Vorstellung der neuen Ministerin im Parlament

Vorstellung der neuen Ministerin im Parlament am 29.1.2010 ab 10.40 Uhr, live

LINK zum Bericht der Parlamentarischen Korrespondenz
LINK: Eine weitere Mitschrift aus dem Parlament (stenograf. Protokoll) 

Unsere Mitschrift:

   Ministerin Karl anerkennt konform mit WIFO-Analysen die Bedeutung der Bildung der Arbeitnehmer fürs Qualifizieren für Beruf, für besseres Einkommen und Wohlstand. Als Ministerin wird sie  u.a. verantwortlich sein für die Förderung des wissenschaftlichen Nachwuchses und der Frauen. Bekenntnis zu 3 Maximen: 1. Die österr. Wissenschaft braucht die Uni-Grundlagenforschung und exzellente Forschungseinrichtungen, 2. In Hochschulen aber nur eine Ausbildungsstätte zu sehen ist zu wenig. Das Andere ist die Notwendigkeit der fundierten Persönlichkeitsbildung. 3. Den Steuerzahlern und Studierenden verpflichtet, muss jeder Euro effizient in der Wissensgesellschaft in Bildung und Forschung investiert werden. 2% des BIP für den tertiären Bildungsbereich.
   Zwar ist der Ministerin bekannt, dass sie für die Wiedereinführung der allgem. Studiengebührenpflicht im Parlament dzt. keine Mehrheit finden wird, aber sie plädiert für ihr Recht auf eigene Meinung.
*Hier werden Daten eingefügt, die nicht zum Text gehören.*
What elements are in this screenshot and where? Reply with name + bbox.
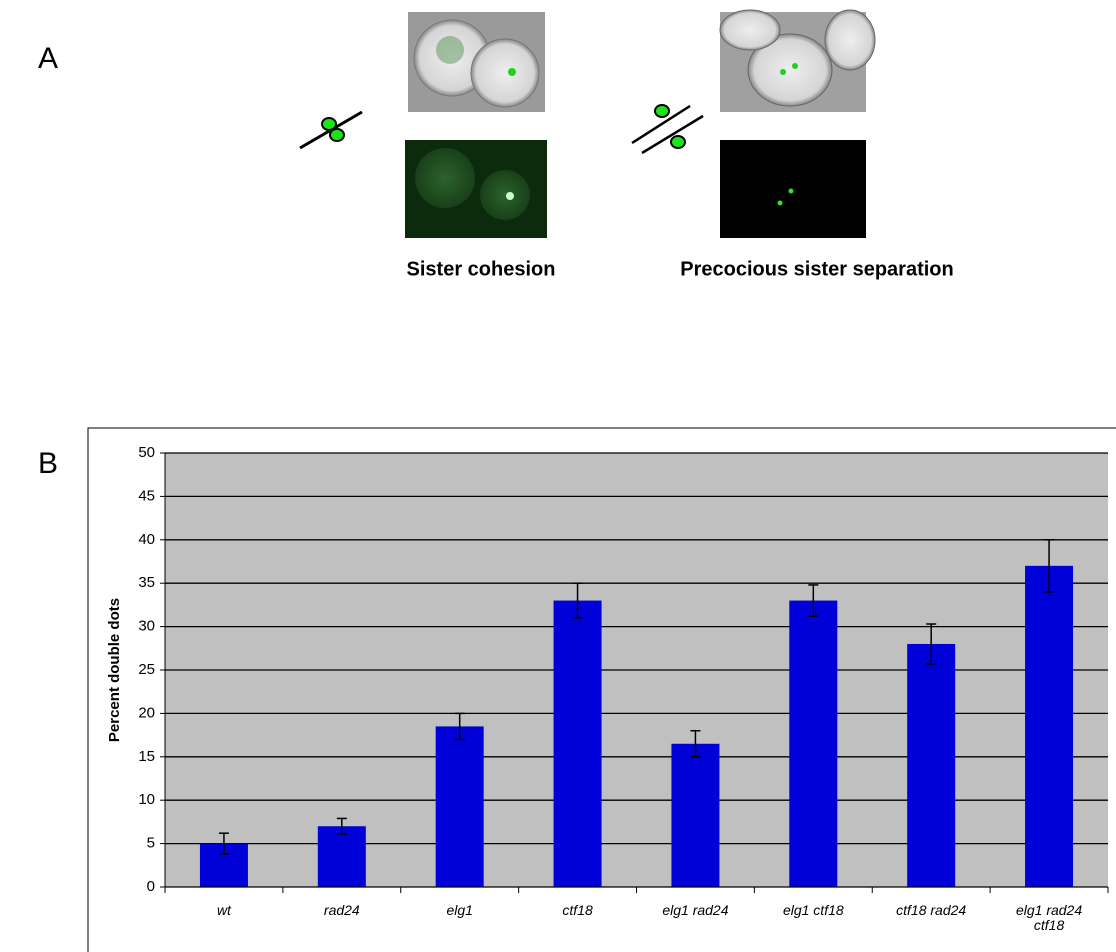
bar <box>1025 566 1073 887</box>
y-tick-label: 15 <box>138 748 155 765</box>
bar <box>554 601 602 887</box>
separation-schematic <box>632 105 703 153</box>
y-tick-label: 10 <box>138 791 155 808</box>
x-tick-label-box: elg1 ctf18 <box>776 903 850 943</box>
micrograph <box>720 10 875 238</box>
y-tick-label: 50 <box>138 444 155 461</box>
x-tick-label-box: elg1 <box>423 903 497 943</box>
x-tick-label: ctf18 <box>541 903 615 918</box>
x-tick-label: elg1 <box>423 903 497 918</box>
y-tick-label: 30 <box>138 618 155 635</box>
y-tick-label: 20 <box>138 704 155 721</box>
x-tick-label-box: elg1 rad24 ctf18 <box>1012 903 1086 943</box>
y-tick-label: 40 <box>138 531 155 548</box>
plot: 0 5 10 15 20 25 30 35 40 45 50 Percent double dots w… <box>106 444 1108 943</box>
page: A Sister cohesion Precocious sister sepa… <box>0 0 1116 952</box>
x-tick-label: elg1 rad24 <box>659 903 733 918</box>
x-tick-label: ctf18 rad24 <box>894 903 968 918</box>
micrograph <box>405 12 547 238</box>
y-tick-label: 45 <box>138 487 155 504</box>
x-tick-label-box: elg1 rad24 <box>659 903 733 943</box>
x-tick-label: rad24 <box>305 903 379 918</box>
panel-label: A <box>38 42 58 75</box>
bar <box>789 601 837 887</box>
bar <box>318 826 366 887</box>
cohesion-schematic <box>300 112 362 148</box>
caption: Sister cohesion <box>407 258 556 280</box>
caption: Precocious sister separation <box>680 258 953 280</box>
y-tick-label: 0 <box>147 878 155 895</box>
figure: A Sister cohesion Precocious sister sepa… <box>0 0 1116 952</box>
bar <box>907 644 955 887</box>
x-tick-label: elg1 rad24 ctf18 <box>1012 903 1086 933</box>
bar <box>436 726 484 887</box>
y-axis-title: Percent double dots <box>106 598 123 742</box>
x-tick-label: wt <box>187 903 261 918</box>
panel-label: B <box>38 447 58 480</box>
x-tick-label-box: ctf18 rad24 <box>894 903 968 943</box>
x-tick-label-box: rad24 <box>305 903 379 943</box>
y-tick-label: 35 <box>138 574 155 591</box>
x-tick-label-box: ctf18 <box>541 903 615 943</box>
x-tick-label: elg1 ctf18 <box>776 903 850 918</box>
y-tick-label: 5 <box>147 835 155 852</box>
y-tick-label: 25 <box>138 661 155 678</box>
x-tick-label-box: wt <box>187 903 261 943</box>
bar <box>671 744 719 887</box>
   Für die Regelung des Hochschulzugangs gibt es nicht-elegante Lösungen und notwendige Lösungen. Die Ministerin will einen gemeinsamen Weg für den österr. Hochschulraum finden. Klare Vorstellungen von der Ministerin können dazu erwartet werden. Der Hochschuldialog soll fortgesetzt werden. Es ist ein wichtiges Gesprächsforum. Sie dankt all denjenigen die sich hier einbringen.
   Wichtig ist auch der Konnex zwischen Wissenschaft und Wirtschaft in den Fragen: was können die Hochschulen zur Konsolidierung und zum Wachstum der Wirtschaft beitragen? Wichtig ist auch die Umsetzung des Bologna-Systems: Dort wo Reparaturbedarf besteht, sollte auch gehandelt werden; Studien müssen studierbar, qualitativ hochwertig sein und international anerkannt werden. Zu Bologna zurück! Eine gute Idee darf nicht zum Sündenbock werden.
   Der Studienplatzausbau auf den Hochschulen darf nicht vergessen werden, auch wenn FHs ihre Entwicklung fortsetzen. Beim Hochschulzugang gibt es Notverordnungen und die Notwendigkeit für eine Nachfolgeregelung  beim Auslaufen des Moratoriums für Medizin und Zahnmedizin. Grundlagenforschung an den Unis verankern. FoFinaG: Ein Forschungsfinanzierungsgesetz wird einen Standortvorteil für die österreichische Forschung bringen, weil es budgetäre Planungsmöglichkeit bei Sicherheit aus öffentlicher Hand garantiert. Schon der Kindergarten muss für Forschung begeistert werden. Der Sekundärbereich hat eine Bringschuld gegenüber dem Tertiärbereich: Studierende müssen einen Leistungswillen haben. Wissenschaft und Forschung sind kein Luxus. Wissen schaffen, Qualität erhöhen, Zukunft sichern. Der Weg dazu soll im Dialog begangen werden. Gesprächstermin mit ÖH nächste Woche.